Pru winced. Christabella was the wildest of their sisters. The most unflinchingly romantic. A true hellion. And yet, she was somehow the only sister who had not thus far been on the edge of finding herself embroiled in scandal.
Except…
Pru thought once more of the night she had run across Christabella, breathless and mussed in the halls, just after the Duke of Coventry had made his appearance in the west wing.
“Have you nothing to say for yourself?” her brother demanded.
She did not suppose she ought to ruin his delusion by informing him that the only sister he supposed was being rational and responsible was also doing nothing of the sort. Let him discover that when the time came.
“I am afraid I do not see the problem,” she dared to say. “You wanted your sisters to find husbands. Bea, Eugie, and Grace have done so and are quite happy. Moreover, if Lord Ashley were indeed such a scoundrel, why would you have invited him here at all?”
“Because my wife wanted to invite the Duke of Coventry, and his scapegrace rakehell of a brother insisted upon accompanying him,” Dev bit out. “That does not mean I intended for any of my sisters—least of all you—to marry the rogue.”
Her brother’s opinion of Lord Ashley only added to her misgiving. Part of him was outraged by their lapse in propriety, that much she knew. But his continued insistence about the unacceptable quality of Lord Ashley’s reputation gave her pause.
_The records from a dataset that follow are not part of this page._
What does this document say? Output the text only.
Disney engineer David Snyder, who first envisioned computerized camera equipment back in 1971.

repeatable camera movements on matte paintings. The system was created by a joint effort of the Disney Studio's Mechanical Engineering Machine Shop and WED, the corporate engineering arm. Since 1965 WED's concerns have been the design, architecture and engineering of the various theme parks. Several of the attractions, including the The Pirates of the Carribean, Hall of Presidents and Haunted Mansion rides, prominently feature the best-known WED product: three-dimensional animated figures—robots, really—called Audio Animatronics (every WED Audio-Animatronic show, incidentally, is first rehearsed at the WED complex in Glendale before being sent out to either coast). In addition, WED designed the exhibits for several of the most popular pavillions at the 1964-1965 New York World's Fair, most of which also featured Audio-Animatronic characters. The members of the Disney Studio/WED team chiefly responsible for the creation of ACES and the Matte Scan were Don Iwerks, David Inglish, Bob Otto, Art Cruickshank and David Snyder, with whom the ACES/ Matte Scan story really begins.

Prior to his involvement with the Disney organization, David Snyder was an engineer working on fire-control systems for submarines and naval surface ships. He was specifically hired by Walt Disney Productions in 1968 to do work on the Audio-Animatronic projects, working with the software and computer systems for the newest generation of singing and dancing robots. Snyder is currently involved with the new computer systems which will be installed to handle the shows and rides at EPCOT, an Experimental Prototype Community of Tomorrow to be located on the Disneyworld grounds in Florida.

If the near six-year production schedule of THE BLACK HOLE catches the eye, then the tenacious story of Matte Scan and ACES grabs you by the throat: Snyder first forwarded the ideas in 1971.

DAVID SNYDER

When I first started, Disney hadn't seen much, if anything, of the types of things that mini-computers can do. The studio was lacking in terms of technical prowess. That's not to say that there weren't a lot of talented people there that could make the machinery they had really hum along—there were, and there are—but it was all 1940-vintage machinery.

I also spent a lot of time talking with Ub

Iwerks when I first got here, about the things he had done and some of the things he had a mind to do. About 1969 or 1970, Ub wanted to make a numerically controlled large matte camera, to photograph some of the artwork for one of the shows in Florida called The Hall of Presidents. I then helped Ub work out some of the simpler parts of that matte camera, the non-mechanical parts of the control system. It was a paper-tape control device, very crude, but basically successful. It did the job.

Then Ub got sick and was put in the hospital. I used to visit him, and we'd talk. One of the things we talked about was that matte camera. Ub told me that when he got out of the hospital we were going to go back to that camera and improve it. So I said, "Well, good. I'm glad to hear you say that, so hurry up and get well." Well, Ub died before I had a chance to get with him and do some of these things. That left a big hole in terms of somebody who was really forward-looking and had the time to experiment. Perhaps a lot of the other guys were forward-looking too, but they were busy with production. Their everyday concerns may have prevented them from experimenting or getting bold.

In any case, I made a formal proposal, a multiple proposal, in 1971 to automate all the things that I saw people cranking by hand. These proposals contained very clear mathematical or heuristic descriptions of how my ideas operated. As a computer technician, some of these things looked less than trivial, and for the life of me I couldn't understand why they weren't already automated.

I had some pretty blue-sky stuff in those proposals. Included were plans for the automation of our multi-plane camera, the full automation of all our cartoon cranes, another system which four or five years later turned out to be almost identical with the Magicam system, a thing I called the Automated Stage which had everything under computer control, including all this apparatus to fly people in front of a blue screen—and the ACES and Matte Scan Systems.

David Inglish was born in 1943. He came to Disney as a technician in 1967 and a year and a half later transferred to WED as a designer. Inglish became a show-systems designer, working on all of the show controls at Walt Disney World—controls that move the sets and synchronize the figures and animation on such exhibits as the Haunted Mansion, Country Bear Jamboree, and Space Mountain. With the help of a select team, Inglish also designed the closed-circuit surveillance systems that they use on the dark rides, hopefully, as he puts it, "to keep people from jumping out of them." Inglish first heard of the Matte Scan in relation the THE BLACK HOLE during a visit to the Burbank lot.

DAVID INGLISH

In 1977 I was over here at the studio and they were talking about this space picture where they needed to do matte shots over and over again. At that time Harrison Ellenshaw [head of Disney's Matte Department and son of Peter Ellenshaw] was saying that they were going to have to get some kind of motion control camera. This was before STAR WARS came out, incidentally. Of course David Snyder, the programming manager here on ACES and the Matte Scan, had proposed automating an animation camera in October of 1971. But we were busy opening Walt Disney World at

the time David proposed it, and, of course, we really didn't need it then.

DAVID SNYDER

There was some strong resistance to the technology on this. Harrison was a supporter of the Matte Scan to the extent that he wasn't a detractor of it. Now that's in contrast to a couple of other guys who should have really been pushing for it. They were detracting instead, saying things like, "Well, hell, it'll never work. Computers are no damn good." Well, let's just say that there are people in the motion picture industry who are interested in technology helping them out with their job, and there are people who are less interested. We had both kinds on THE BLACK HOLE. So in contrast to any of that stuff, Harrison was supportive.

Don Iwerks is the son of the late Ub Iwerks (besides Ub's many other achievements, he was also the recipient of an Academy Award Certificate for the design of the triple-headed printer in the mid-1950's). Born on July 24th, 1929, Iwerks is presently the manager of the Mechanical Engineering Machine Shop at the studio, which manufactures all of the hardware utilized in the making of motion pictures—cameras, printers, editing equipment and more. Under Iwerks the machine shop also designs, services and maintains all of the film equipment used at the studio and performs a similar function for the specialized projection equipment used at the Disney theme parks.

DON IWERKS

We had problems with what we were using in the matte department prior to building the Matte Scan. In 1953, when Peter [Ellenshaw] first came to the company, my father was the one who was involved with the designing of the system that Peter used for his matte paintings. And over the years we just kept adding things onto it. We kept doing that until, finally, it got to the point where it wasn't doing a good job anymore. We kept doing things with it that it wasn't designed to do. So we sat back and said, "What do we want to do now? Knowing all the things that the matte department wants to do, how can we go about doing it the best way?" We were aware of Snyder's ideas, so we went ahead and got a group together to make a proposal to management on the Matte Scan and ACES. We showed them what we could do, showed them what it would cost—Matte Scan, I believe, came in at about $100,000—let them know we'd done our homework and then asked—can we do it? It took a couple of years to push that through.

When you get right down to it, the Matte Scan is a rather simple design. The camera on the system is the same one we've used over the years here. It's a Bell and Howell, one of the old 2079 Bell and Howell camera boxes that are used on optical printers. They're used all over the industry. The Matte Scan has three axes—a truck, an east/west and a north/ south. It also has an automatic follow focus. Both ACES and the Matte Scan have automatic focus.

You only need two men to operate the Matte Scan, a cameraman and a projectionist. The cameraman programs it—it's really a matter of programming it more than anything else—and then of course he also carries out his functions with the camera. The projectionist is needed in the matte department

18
“What has he done that is so horrid?” she demanded to know.
“I do not dare speak it aloud to my innocent sister,” Dev said, “though, if he was showing you that scandalous book—”
“Do forget about the book,” she snapped, for it was her turn to interrupt this time. “Tell me about his reputation. If this is the man you will force me to wed, I deserve to know, do I not?”
Her brother had the grace to look shamefaced then. “You have forced yourself into marrying him with your reckless actions and your foolishness, Pru. I would never force you into anything.”
“And yet you are standing before me, telling me I must marry him.” The thought left her cold, for she had never imagined having no choice in her future. No say. That was the way of it for most women, but she was a Winter. She would possess a fortune in her own right.
“You are the reason you must marry him, Pru,” Dev said pointedly.
“You do not even know if he is willing to marry me,” she said.